Pricing strategy is tricky as it has to be large enough to cover the cost of service but economical at the same time. Your prices should also reflect the dynamics of cost, demand, changes in the market, and response to your competition.
VI. Logistics and operational conspectus:
Logistics is the management of the flow of goods from the supply to the point of consumption. Operation planning is a process that seeks to understand and develop operational processes. The operational plan in a standard business plan format describes how the business functions continuously, as well as the capital and expense requirements related to the operations of the business.
This will include:
- Contingency plan- in event that a distributor fails to deliver
- Shipping and fulfillment- Will you be handling all the fulfillment tasks in-house, or will you use a third-party fulfillment partner?

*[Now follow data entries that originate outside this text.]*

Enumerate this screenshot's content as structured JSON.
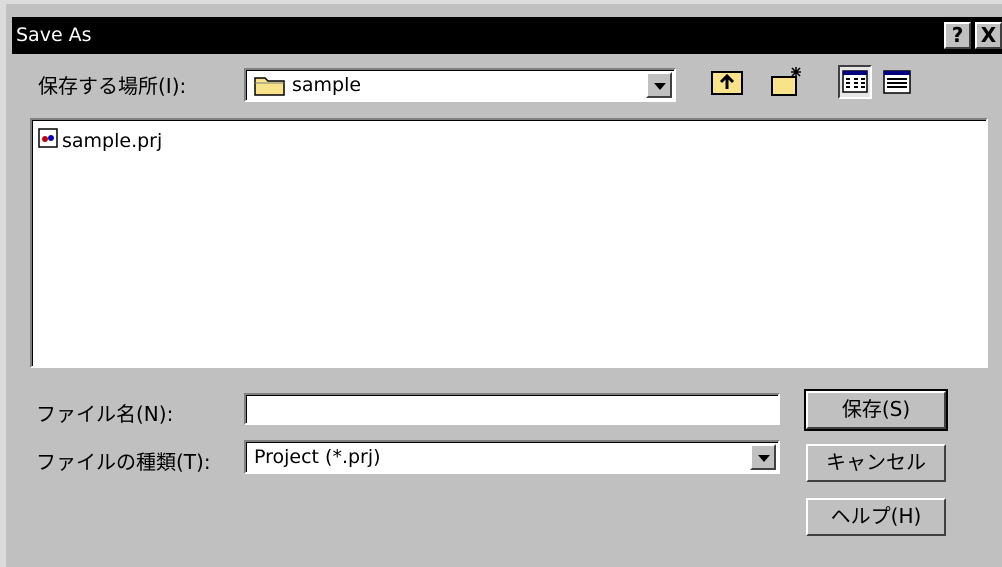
{
  "window": {
    "title": "Save As",
    "help_label": "?",
    "close_label": "X"
  },
  "location": {
    "label": "保存する場所(I):",
    "value": "sample"
  },
  "toolbar": {
    "up_icon": "up-folder-icon",
    "newfolder_icon": "new-folder-icon",
    "list_icon": "list-view-icon",
    "details_icon": "details-view-icon"
  },
  "files": [
    {
      "name": "sample.prj",
      "icon": "project-file-icon"
    }
  ],
  "filename": {
    "label": "ファイル名(N):",
    "value": ""
  },
  "filetype": {
    "label": "ファイルの種類(T):",
    "value": "Project (*.prj)"
  },
  "buttons": {
    "save": "保存(S)",
    "cancel": "キャンセル",
    "help": "ヘルプ(H)"
  }
}
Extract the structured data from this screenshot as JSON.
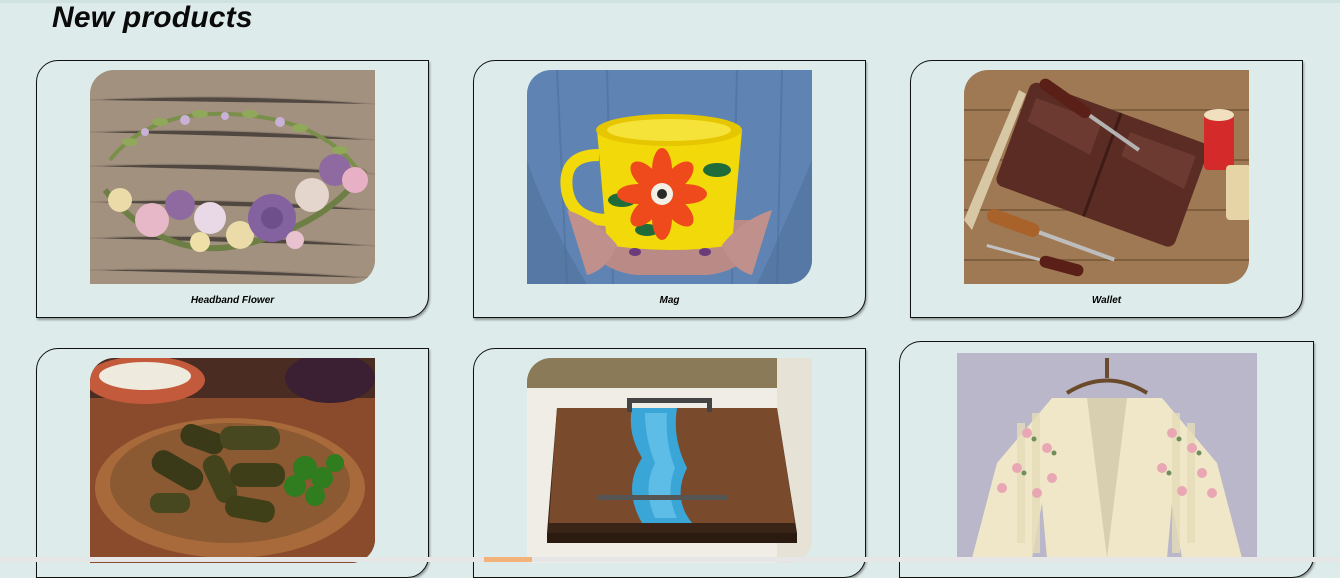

This section should send a message to readers that you have a very good understanding of the business and should give you a basis to make other decisions.
VII. Financial plan:
The financial plan is a reasonable estimate of your company's financial future. Include a few paragraphs on the main features in the financial plan and back this up with financial projections.
The following are the most important financial documents to include in the financial plan:
- Start-up expenses and capitalization: description and explanation of what it will cost to launch the business and where you expect to get this money
- 12-month profit and loss projection (month-by-month) and a three-year profit and loss projection (quarter-by-quarter)
- A 12-month cash-flow projection and a three-year cash-flow projection (quarter-by-quarter)
- A projected balance sheet
- Income statement: Your income statement is designed to give readers a look at your revenue sources and expenses over a given period. It should be generated monthly during the first year, quarterly for the second, and annually for each year thereafter.
- Balance sheet: Your balance sheet offers a look at how much equity you have in your business. On one side, you list all your business assets (what you own) and, on the other side, all your liabilities (what you owe). It is generated only on an annual basis for the business plan and is a summary of all the preceding financial information broken down into three areas: Assets, liabilities, and equity.
- Cash-flow statement: Your cash-flow statement is similar to your income statement, with one important difference: it takes into account when revenues are collected and when expenses are paid. It should show a schedule of the money coming into the business and expenses that need to be paid. The result is the profit or loss at the end of the month or year.
When the cash you have coming in is greater than the cash you have going out, your cash flow is positive. When the opposite scenario is true, your cash flow is negative. Ideally, your cash-flow statement will help you see when cash is low, when you might have a surplus, and where you might need to have a contingency plan to access funding to keep your business solvent.